Kate nodded. “So he was here?”

“About an hour ago. I sent him over to the lake house.”

“Lake house?”

“He said it was urgent, so I gave him Professor Stigler’s home address.” She searched her computer database. “623 Lakeview Drive.”

Kate thanked the woman and left. She drove north of town, where the million-dollar homes hugged the lake. She passed renovated neo-Gothic bungalows and stately mansions where some of the wealthiest residents of Blunt River lived: university faculty members, small businessmen, and local politicians.

623 Lakeview Drive was located at the end of a private road, separated from its nearest neighbors by a tall cedar fence and thick pine woods. She parked next to her father’s Ford Ranger, then got out and stood for a nervous moment. There were no other vehicles parked in the driveway and no garage. She wondered where Stigler’s car was. Where was her father?

The wind picked up, howling through the pines. Stigler lived in a lacy Victorian wedding cake of a house with Baroque-style turrets and a wraparound porch. Down by the lake, a wooden dock stretched out over the ice. The view was wild and desolate.

She was heading toward the house, boots crunching over gravel, when something caught her eye: a set of drag marks in the gravel, two slender grooves made by a pair of heels, accompanied by a trail of blood drops.

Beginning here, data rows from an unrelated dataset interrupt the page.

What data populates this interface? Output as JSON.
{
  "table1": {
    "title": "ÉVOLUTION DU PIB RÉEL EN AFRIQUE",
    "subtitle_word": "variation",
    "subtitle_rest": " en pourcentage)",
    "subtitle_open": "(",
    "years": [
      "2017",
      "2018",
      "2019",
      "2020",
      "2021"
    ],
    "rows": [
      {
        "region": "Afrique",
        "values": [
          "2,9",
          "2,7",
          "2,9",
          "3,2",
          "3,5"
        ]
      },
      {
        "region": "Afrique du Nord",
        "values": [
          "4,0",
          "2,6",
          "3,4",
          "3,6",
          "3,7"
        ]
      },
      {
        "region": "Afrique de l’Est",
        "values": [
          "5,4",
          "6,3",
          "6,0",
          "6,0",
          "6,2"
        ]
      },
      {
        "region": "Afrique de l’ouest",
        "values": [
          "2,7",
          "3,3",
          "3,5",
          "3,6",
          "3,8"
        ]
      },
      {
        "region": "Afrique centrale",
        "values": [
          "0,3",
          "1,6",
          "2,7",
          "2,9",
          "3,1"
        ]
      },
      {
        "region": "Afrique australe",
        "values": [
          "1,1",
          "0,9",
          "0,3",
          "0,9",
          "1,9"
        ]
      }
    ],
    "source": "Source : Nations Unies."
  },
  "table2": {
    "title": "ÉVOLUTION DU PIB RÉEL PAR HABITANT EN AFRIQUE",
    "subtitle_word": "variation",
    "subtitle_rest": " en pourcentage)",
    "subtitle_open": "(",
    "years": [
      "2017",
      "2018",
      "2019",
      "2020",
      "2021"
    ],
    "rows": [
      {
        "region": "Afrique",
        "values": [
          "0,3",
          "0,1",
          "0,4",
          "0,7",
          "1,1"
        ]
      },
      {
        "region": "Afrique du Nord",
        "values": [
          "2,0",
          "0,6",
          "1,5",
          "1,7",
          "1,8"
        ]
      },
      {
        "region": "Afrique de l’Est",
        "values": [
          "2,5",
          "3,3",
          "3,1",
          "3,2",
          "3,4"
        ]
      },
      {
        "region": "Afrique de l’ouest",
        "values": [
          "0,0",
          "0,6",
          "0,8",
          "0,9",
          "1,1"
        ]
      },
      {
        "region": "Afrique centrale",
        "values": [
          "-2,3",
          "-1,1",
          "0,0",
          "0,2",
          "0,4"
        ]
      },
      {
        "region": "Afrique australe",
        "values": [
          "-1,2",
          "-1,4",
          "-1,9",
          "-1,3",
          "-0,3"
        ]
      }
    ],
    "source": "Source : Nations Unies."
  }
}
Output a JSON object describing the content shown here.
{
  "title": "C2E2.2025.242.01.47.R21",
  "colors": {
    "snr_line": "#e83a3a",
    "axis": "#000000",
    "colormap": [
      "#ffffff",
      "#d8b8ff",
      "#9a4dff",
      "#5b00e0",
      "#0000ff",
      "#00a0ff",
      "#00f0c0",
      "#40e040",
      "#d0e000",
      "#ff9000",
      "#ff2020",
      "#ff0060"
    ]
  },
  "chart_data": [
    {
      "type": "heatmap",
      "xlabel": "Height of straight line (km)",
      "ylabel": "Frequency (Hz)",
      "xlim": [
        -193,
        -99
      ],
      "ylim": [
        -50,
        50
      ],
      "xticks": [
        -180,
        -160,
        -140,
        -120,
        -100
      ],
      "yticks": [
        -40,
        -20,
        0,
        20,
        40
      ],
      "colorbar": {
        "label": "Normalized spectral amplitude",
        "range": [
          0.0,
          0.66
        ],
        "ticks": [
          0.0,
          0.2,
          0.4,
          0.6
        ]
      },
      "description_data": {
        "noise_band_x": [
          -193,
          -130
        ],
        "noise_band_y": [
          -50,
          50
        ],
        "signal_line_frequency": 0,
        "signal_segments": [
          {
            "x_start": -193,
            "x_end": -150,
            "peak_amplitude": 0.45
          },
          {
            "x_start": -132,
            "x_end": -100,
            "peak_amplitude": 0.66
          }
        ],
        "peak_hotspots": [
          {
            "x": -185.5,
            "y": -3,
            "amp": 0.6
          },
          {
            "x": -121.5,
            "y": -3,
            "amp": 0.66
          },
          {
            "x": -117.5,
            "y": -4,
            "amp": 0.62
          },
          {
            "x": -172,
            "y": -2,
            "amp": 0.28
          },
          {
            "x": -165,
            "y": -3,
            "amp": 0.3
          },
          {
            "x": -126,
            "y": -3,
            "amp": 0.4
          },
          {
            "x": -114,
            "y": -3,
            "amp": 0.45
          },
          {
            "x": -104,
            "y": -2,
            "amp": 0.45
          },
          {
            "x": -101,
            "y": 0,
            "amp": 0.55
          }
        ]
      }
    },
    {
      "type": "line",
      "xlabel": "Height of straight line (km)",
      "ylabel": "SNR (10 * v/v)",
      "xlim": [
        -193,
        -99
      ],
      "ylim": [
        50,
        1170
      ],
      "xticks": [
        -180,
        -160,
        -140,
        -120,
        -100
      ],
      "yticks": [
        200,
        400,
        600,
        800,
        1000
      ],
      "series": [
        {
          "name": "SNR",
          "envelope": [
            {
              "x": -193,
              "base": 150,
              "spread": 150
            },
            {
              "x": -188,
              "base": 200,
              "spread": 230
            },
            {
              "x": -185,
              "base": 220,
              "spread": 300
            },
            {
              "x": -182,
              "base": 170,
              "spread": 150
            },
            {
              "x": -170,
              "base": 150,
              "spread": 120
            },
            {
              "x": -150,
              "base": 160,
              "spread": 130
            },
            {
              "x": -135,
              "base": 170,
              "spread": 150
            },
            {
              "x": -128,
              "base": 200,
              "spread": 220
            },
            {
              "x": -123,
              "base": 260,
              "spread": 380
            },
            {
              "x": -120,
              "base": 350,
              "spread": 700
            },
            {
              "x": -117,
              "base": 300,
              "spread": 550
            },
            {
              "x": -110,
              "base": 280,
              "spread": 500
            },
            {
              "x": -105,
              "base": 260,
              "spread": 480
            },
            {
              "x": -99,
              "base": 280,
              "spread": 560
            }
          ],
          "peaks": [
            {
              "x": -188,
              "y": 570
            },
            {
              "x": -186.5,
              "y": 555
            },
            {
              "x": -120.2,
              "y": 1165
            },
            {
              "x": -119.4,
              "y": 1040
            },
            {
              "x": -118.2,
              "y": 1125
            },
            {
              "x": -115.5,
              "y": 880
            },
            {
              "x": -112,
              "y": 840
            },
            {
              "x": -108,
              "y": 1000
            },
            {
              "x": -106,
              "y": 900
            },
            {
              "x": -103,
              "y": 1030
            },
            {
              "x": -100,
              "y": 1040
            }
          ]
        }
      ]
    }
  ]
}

Kate froze. Someone had been dragged out of the house, down the porch steps, and across the driveway. The blood drops stopped where Stigler usually parked his car—she could see tire impressions in the gravel, deep wells made by something rugged, perhaps an off-roader or an SUV.

Kate took out her phone and dialed 911.

“911, what’s your emergency?” the operator answered.

Her mind went blank.

“911, what’s your emergency?”

“I think my father’s dead,” Kate blurted out.





54

TWENTY MINUTES LATER, KATE stood shivering on the wraparound porch, where Chief Dunmeyer had told her to wait. It was freezing, maybe thirty degrees. My father must be dead. According to the police, no bodies had been found inside the house, but there was blood in the upstairs bathroom and the shower curtain had been torn off its rings.

She could figure the rest out for herself: her father had come over to confront Stigler, and Stigler had killed him. Then Stigler had dragged the body out of the house, dumped it in the back of his car—a BMW X5 SUV, according to the police— and sped away. Her father was dead. Simple deduction.

Her fingers and toes were growing numb. She moved around in aimless circles to keep the blood circulating. She peered through one of the windows, cupping her hands over the glass.

She called Palmer, but he wasn’t picking up. He was probably in the middle of the operation, or maybe post-op by now. Heavily drugged in the recovery room. She left a voicemail. “Hi, it’s Kate. I hope the operation went well.” She paused. “I really need to talk to you. Something’s happened. When you’re feeling better… please give me a call.”